The river of money that sloshes through campaigns to elect judges in Pennsylvania and Philadelphia has long raised questions about the quality of justice and one's ability to remain impartial - especially when a big donor is party to a case.
Judges and other groups in favor of electing judicial candidates have argued that money has no impact on cases. But the U.S. Supreme Court on Monday ruled for the first time that big campaign contributions can influence the outcome of a trial.
The U.S. Supreme Court's 5-4 ruling in a West Virginia case is likely to force judges to recuse themselves from cases involving their large campaign donors. The decision will reverberate throughout Pennsylvania, where money (and politics) plays a major role in electing judges.
Indeed, the cost to win a seat on the Pennsylvania Supreme Court is more than $1 million. Big donors to the judicial campaigns are often the very business groups, plaintiffs' lawyers, and union organizations that end up before the judges they help elect.

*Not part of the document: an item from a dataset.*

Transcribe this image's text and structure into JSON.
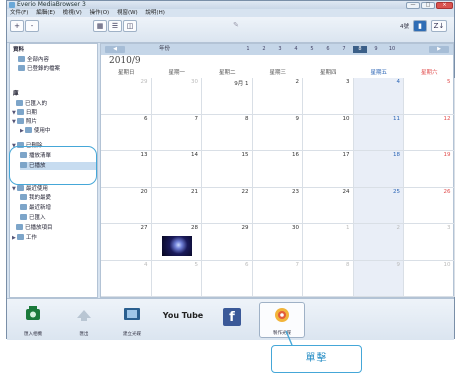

In Philadelphia, the price to become a Common Pleas judge is akin to the membership fee at a country club. Candidates pay the Democratic City Committee an "assessment" of $35,000 for the party's support. Additional cash is often given to ward leaders to "get out the vote." In all, candidates can spend several hundred thousand dollars.
That doesn't always guarantee victory, since other wild cards such as ballot position and name recognition influence voters as well.
The whole process stinks and does little to bolster the quality of judges, while undermining public confidence in the judiciary.
That's why the Supreme Court decision offers the best justification yet to reform the way Pennsylvanians select judges. In that case, the court found that West Virginia Supreme Court Justice Brent Benjamin erred in participating in a case overturning a $50 million verdict against a company headed by a man who spent $3 million on the justice's election.
Justice Anthony Kennedy wrote that "significant" campaign donations or other political support pose a risk of "actual bias."
Voters in Pennsylvania and the 38 other states that elect judges have long argued that the money raised by judicial candidates creates the impression that justice is for sale. (Federal judges are appointed and approved by the U.S. Senate.)
Now, it's up to Harrisburg lawmakers to approve a constitutional amendment that - with voters' approval - would switch the state's appellate courts from partisan elections to a system of merit-based appointments and retention elections.
A halfway reform measure would be to follow Philadelphia's example and impose strict campaign-finance limits in statewide judicial races. But the best solution is to scrap partisan judicial elections that lead so many citizens to question the courts' impartiality.